In other words, when Sudan’s leaders were faced with unrest in Darfur, their instinctive response was to start massacring civilians. It had worked before, and it had aroused relatively little international reaction. Among the few who vociferously protested the brutal Sudanese policies in southern Sudan in the 1990s were American evangelical Christians, partly because many of the victims then were Christians; some American evangelicals have complained to me that the American press and television are now calling attention to Muslim victims in Sudan after years of ignoring similar massacres of Christians in southern Sudan in the past. The comparison they make does not seem to me entirely convincing, but they have a point. It’s probably true that if there had been more reaction to Sudanese brutality in the southern part of the country during the 1990s, the government might not have been so quick to launch genocidal attacks in Darfur.

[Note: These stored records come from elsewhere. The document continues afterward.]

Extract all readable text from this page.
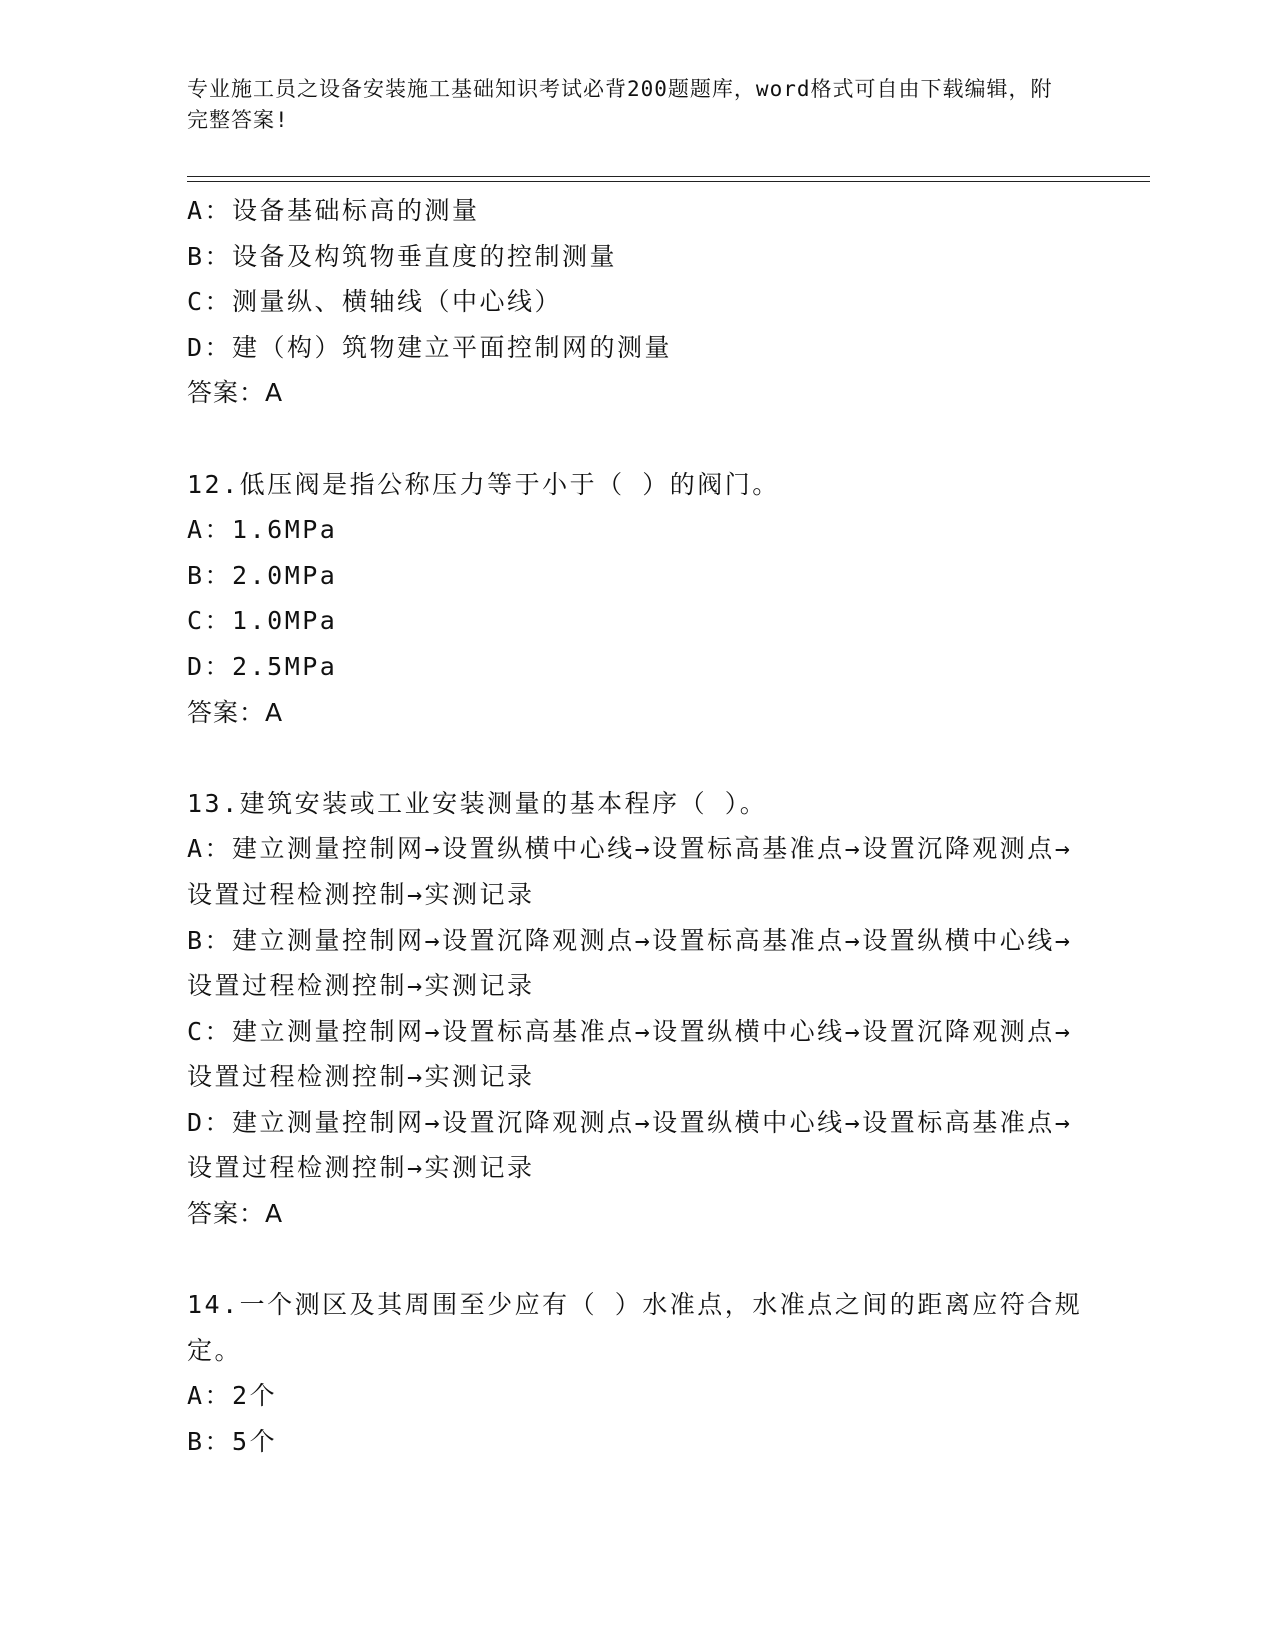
专业施工员之设备安装施工基础知识考试必背200题题库，word格式可自由下载编辑，附完整答案!
A：设备基础标高的测量
B：设备及构筑物垂直度的控制测量
C：测量纵、横轴线（中心线）
D：建（构）筑物建立平面控制网的测量
答案：A
12.低压阀是指公称压力等于小于（ ）的阀门。
A：1.6MPa
B：2.0MPa
C：1.0MPa
D：2.5MPa
答案：A
13.建筑安装或工业安装测量的基本程序（ ）。
A：建立测量控制网→设置纵横中心线→设置标高基准点→设置沉降观测点→设置过程检测控制→实测记录
B：建立测量控制网→设置沉降观测点→设置标高基准点→设置纵横中心线→设置过程检测控制→实测记录
C：建立测量控制网→设置标高基准点→设置纵横中心线→设置沉降观测点→设置过程检测控制→实测记录
D：建立测量控制网→设置沉降观测点→设置纵横中心线→设置标高基准点→设置过程检测控制→实测记录
答案：A
14.一个测区及其周围至少应有（ ）水准点，水准点之间的距离应符合规定。
A：2个
B：5个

After it had decided to crush the incipient rebellion in Darfur, Sudan’s government released Arab criminals from prison and turned them over to the custody of Musa Hilal so that they could join the Janjaweed. The government set up training camps for the Janjaweed, gave them assault rifles, truck-mounted machine guns, and artillery. Recruits received $79 a month if they were on foot, or $117 if they had a horse or camel. They also received Sudanese army uniforms with a special badge depicting an armed horseman. Prunier quotes a survivor from one of the attacks that quickly followed:
The Janjaweed were accompanied by soldiers. They attacked the people, saying: “You are opponents to the regime, we must crush you. As you are Black, you are like slaves. Then the entire Darfur region will be in the hands of the Arabs. The government is on our side. The government plane is on our side, it gives us food and ammunition.”
Flint and de Waal quote a young man who hid under a dead mule and was the only survivor in his family:
[The attackers] took a knife and cut my mother’s throat and threw her into the well. Then they took my oldest sister and began to rape her, one by one. My father was kneeling, crying and begging them for mercy. After that they killed my brother and finally my father. They threw all the bodies in the well.